High voltage transmission lines must be designed with focus on efficiency balanced with performance. The costs of the line will then justify whether or not it is a viable project. Such costs actually begin years before the line is constructed due to expense of design or land acquisition. Other costs persist over the entire life of a line to account for its operation and maintenance.

Extensive research exists that can assist optimization of conductor size and spacing or configurations that reduce power losses and minimize electric field phenomena. Below, a simple case study is explored with the assumption that certain tower and line design parameters have already been completed. Using the example of a 500 kV AC transmission project, a comparison is made of the impact of different choice of insulator material. The line in this case is in the United States and runs approximately 100 miles (160 km).

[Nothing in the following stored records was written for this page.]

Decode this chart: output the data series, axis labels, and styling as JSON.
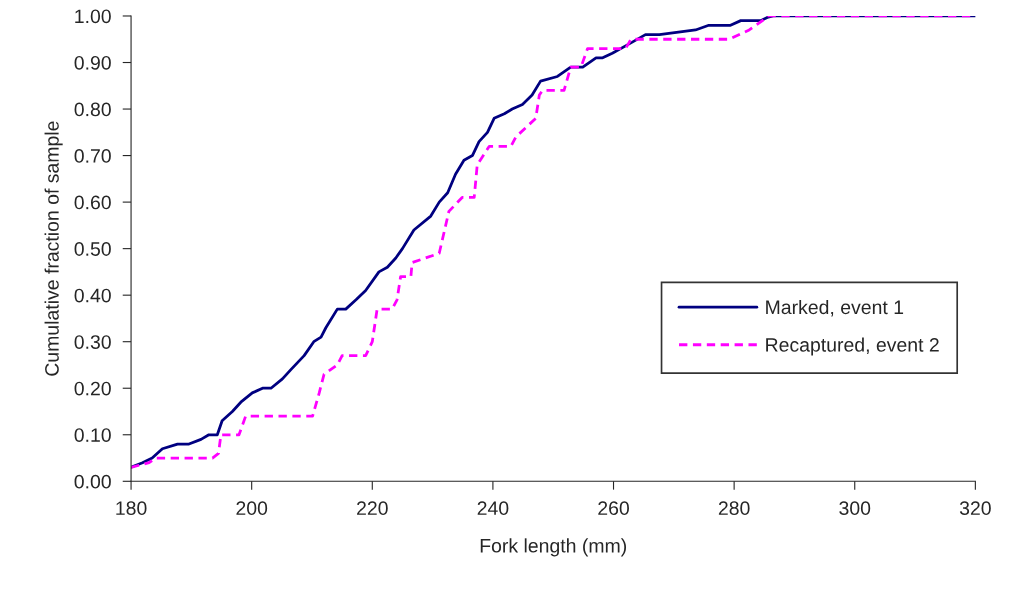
{
  "chart_data": {
    "type": "line",
    "xlabel": "Fork length (mm)",
    "ylabel": "Cumulative fraction of sample",
    "xlim": [
      180,
      320
    ],
    "xticks": [
      180,
      200,
      220,
      240,
      260,
      280,
      300,
      320
    ],
    "ylim": [
      0,
      1
    ],
    "yticks": [
      {
        "value": 0,
        "label": "0.00"
      },
      {
        "value": 0.1,
        "label": "0.10"
      },
      {
        "value": 0.2,
        "label": "0.20"
      },
      {
        "value": 0.3,
        "label": "0.30"
      },
      {
        "value": 0.4,
        "label": "0.40"
      },
      {
        "value": 0.5,
        "label": "0.50"
      },
      {
        "value": 0.6,
        "label": "0.60"
      },
      {
        "value": 0.7,
        "label": "0.70"
      },
      {
        "value": 0.8,
        "label": "0.80"
      },
      {
        "value": 0.9,
        "label": "0.90"
      },
      {
        "value": 1,
        "label": "1.00"
      }
    ],
    "grid": false,
    "legend": "right",
    "marker": "none",
    "series": [
      {
        "name": "Marked, event 1",
        "color": "#000080",
        "line_style": "solid",
        "x": [
          180,
          181.9,
          183.5,
          185.2,
          187.7,
          189.6,
          191.6,
          192.9,
          194.3,
          195.1,
          196.8,
          198.2,
          200.1,
          201.8,
          203.2,
          205.1,
          206.5,
          208.7,
          210.3,
          211.5,
          212.3,
          214.2,
          215.6,
          217.3,
          218.9,
          221.1,
          222.5,
          223.9,
          225,
          226.9,
          229.7,
          231.1,
          232.5,
          233.8,
          235.2,
          236.6,
          237.7,
          239.1,
          240.2,
          241.9,
          243.2,
          244.9,
          246.5,
          247.9,
          250.7,
          252.9,
          254.9,
          257.1,
          258.2,
          259.8,
          262.6,
          265.3,
          267.6,
          273.6,
          275.8,
          279.4,
          281.1,
          284.4,
          285.5,
          286.5,
          320
        ],
        "values": [
          0.03,
          0.04,
          0.05,
          0.07,
          0.08,
          0.08,
          0.09,
          0.1,
          0.1,
          0.13,
          0.15,
          0.17,
          0.19,
          0.2,
          0.2,
          0.22,
          0.24,
          0.27,
          0.3,
          0.31,
          0.33,
          0.37,
          0.37,
          0.39,
          0.41,
          0.45,
          0.46,
          0.48,
          0.5,
          0.54,
          0.57,
          0.6,
          0.62,
          0.66,
          0.69,
          0.7,
          0.73,
          0.75,
          0.78,
          0.79,
          0.8,
          0.81,
          0.83,
          0.86,
          0.87,
          0.89,
          0.89,
          0.91,
          0.91,
          0.92,
          0.94,
          0.96,
          0.96,
          0.97,
          0.98,
          0.98,
          0.99,
          0.99,
          0.997,
          1.0,
          1.0
        ]
      },
      {
        "name": "Recaptured, event 2",
        "color": "#ff00ff",
        "line_style": "dashed",
        "x": [
          180,
          183,
          184.1,
          193.5,
          194.5,
          194.9,
          197.9,
          199,
          210.1,
          211.2,
          212,
          214.2,
          215,
          218.9,
          220,
          220.8,
          223.3,
          224.1,
          224.7,
          226.4,
          226.6,
          231.1,
          232.7,
          234.9,
          236.9,
          237.4,
          239.4,
          243,
          243.8,
          247.1,
          247.7,
          248.2,
          251.8,
          252.9,
          254.6,
          255.7,
          262,
          262.9,
          279.2,
          282.5,
          284.7,
          285.5,
          320
        ],
        "values": [
          0.03,
          0.04,
          0.05,
          0.05,
          0.06,
          0.1,
          0.1,
          0.14,
          0.14,
          0.19,
          0.23,
          0.25,
          0.27,
          0.27,
          0.3,
          0.37,
          0.37,
          0.39,
          0.44,
          0.44,
          0.47,
          0.49,
          0.58,
          0.61,
          0.61,
          0.68,
          0.72,
          0.72,
          0.74,
          0.78,
          0.83,
          0.84,
          0.84,
          0.89,
          0.89,
          0.93,
          0.93,
          0.95,
          0.95,
          0.97,
          0.99,
          1.0,
          1.0
        ]
      }
    ]
  }
}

Table 2: Design of 500 kV AC System Voltage

The service area was determined to be a light pollution environment and therefore applicable leakage ratio was defined per IEC 60815 and then related to system voltage to determine insulator leakage distance (see Table 2). In this way, pollution class that establishes creepage distance is usually one of the primary factors in proper insulator selection. Based on the criteria that have been presented for this line, specification of insulator characteristics can be developed and Table 3 shows the details applicable to proper selection of insulators for this project.


Table 3: Insulator Selection Criteria for 500 kV AC Line

Insulator designs for the applicable data can now be established. Table 4 compares insulator selection and design for different material options based on type of assembly, i.e. tangent, angle or dead-end.

Table 4: Porcelain & Polymer Insulator Alternatives
Table 5: Cost Savings Based on Insulator Material

Table 5 compares relative costs based on selection of insulator for this 500 kV line. First of all, based on material selection, cost savings with polymer are alone over 50%. Secondly is comparative cost of installation. Due to efficiencies in packaging, weight, and installation of polymer insulators, one large contractor, for example, has quantified the savings realized as ~US$ 2500/mile, i.e. US$ 250K in the case of this particular project. A third level of cost comparison relates to impact of power losses on the system. As stated, all energized electrical equipment experiences some losses and these mean less generated power is reaching customers. Due to wide variation in power costs, monetary analysis is not provided here but it is nevertheless significant that polymer insulators can offer up to ~90% lower power losses compared to porcelain equivalents. A fourth level of cost savings relates to design of insulator assemblies and towers. Due to dramatic length differences for optimized designs, as shown in Table 4, as well as related weight differences, tower costs can be reduced and lead to significant additional savings along the entire length of the project. Clearly, overall cost of a transmission line is greatly impacted by selection of insulator material.



There are many challenges to realize effective and efficient design for any high voltage transmission line. Thorough analysis must be made of impact of pollution, land availability and need for power delivery, coupled with environmental factors such as temperature, humidity and terrain challenges. Fortunately, more than 100 years of experience in transmission line design and construction combined with improved manufacturing processes, materials and testing are offering industry new options and methods. These options not only provide advantages in terms of cost savings but also offer decades of reliable performance. It is therefore important for key decision-makers and influencers to consider the impact that insulator selection decisions can have on optimizing transmission lines.